At eleven fifty, I stepped inside the massive striped tent and watched the big-top finale from the west entrance. Though I saw the show nearly every night, I was still awed by the strength and ingenuity of the performers. By their grace and beauty. By the pride they took in their performances, now that the show was truly theirs.

In the ring—we only assembled one of them, now that our show was smaller—Zyanya and her brother, Payat, had already completed their live shift into cheetah form. As I watched, Ignis, the draco, breathed fire over the first of two steel rings suspended from a sturdy steel frame, and the audience oohed as the ring burst into flames.

Ignis was a three-foot-long winged serpent whose fire-breathing range had been surgically reduced from over seven feet to a mere eighteen inches years before old man Metzger had bought me for his menagerie. Even with his surgical handicap, Ignis represented the biggest risk we were willing to take in the ring because he was difficult to communicate with and impossible to retrain without using the abusive tactics his previous trainers had employed.

Once Ignis had swooped to light the second steel ring, heralded by a crescendo in the soaring big-top sound track, Zyanya and Payat leapt through the blazing hoops in sync, still in cheetah form, and landed gracefully on the backs of a matching set of thickly muscled centaurs—part Belgian horse, part man.

Several minutes later, the orchestral sound track crescendoed with a crash of cymbals signaling the beginning of the finale.
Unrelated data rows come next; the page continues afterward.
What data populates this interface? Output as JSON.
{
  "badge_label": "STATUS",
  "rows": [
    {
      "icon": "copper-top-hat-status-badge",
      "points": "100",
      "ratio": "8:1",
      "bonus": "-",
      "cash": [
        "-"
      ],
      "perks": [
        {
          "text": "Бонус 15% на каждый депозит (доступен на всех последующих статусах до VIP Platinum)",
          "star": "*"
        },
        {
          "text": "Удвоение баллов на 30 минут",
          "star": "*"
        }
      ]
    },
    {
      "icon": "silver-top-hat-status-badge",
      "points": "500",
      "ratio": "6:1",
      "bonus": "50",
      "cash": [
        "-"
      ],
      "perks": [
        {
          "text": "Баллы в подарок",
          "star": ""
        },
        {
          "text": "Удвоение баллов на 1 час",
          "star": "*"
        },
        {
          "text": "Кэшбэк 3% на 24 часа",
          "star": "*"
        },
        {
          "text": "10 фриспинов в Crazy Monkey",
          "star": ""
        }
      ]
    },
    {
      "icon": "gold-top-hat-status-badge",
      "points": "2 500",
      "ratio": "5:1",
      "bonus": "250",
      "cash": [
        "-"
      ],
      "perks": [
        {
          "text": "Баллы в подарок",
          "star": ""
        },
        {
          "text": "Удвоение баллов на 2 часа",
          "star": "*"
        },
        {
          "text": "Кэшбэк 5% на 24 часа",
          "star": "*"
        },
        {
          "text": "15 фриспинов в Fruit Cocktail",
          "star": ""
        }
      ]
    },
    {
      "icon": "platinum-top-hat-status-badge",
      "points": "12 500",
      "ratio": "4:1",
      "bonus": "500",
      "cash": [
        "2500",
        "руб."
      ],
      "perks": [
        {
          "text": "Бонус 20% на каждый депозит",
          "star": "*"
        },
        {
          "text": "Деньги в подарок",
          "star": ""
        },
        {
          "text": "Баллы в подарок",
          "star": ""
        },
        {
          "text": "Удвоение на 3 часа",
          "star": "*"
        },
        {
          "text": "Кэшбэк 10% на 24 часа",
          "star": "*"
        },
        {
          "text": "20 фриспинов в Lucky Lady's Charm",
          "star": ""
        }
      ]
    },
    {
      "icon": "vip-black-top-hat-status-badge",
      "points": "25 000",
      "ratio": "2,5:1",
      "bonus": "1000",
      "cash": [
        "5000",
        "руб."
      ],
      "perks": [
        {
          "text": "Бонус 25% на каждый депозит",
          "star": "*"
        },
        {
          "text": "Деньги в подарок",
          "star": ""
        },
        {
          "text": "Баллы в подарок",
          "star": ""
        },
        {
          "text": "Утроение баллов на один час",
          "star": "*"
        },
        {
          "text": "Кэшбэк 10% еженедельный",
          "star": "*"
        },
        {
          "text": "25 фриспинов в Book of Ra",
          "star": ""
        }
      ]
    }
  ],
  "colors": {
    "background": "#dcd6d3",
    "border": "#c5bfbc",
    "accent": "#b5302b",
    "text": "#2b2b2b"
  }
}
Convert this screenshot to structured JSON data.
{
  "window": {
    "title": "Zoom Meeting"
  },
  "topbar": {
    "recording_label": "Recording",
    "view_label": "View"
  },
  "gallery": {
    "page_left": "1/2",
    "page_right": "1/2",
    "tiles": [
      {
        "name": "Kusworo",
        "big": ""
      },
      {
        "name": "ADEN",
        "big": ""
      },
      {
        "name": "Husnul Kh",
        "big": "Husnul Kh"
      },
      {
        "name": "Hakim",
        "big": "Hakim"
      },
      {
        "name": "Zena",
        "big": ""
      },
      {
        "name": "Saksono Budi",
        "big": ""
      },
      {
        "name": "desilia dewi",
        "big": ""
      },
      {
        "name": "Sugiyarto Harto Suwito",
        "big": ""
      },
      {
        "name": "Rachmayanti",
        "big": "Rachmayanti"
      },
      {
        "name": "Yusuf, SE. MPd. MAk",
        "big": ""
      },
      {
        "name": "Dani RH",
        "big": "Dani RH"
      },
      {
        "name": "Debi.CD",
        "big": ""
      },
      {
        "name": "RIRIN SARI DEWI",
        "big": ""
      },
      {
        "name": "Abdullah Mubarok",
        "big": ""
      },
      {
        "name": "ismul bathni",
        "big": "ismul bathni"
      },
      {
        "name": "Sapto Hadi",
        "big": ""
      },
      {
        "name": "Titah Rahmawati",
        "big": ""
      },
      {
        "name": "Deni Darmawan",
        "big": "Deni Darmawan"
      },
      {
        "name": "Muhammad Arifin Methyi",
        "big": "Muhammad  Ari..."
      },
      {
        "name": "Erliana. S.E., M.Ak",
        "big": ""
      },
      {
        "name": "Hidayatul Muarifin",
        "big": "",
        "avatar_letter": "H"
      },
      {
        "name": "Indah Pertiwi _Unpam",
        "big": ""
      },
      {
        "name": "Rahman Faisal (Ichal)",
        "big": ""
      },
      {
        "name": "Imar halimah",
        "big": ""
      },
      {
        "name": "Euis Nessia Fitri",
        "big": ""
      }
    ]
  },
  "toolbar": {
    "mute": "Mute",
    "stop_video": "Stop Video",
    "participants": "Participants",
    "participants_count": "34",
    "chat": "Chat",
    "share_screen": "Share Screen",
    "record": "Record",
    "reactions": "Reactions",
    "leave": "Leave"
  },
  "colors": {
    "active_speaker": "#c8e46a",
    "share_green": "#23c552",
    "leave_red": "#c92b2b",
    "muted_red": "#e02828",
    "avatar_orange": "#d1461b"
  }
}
Eryx, the minotaur, took thundering steps toward the center of the ring, holding his thick arms out in the most graceful gesture we had managed to teach the former beast of burden. From their positions all around the huge ring, hybrid acrobats flipped and cartwheeled toward him. While I watched, as awed then as I’d been on the first night of their revamped performance, the acrobats climbed the minotaur like a tree, then each other like its branches until they stood on each others’ arms and legs and shoulders. Eryx became the base of a diamond-shaped formation of hybrid and shifter acrobats stacked to within mere feet of the aviary net.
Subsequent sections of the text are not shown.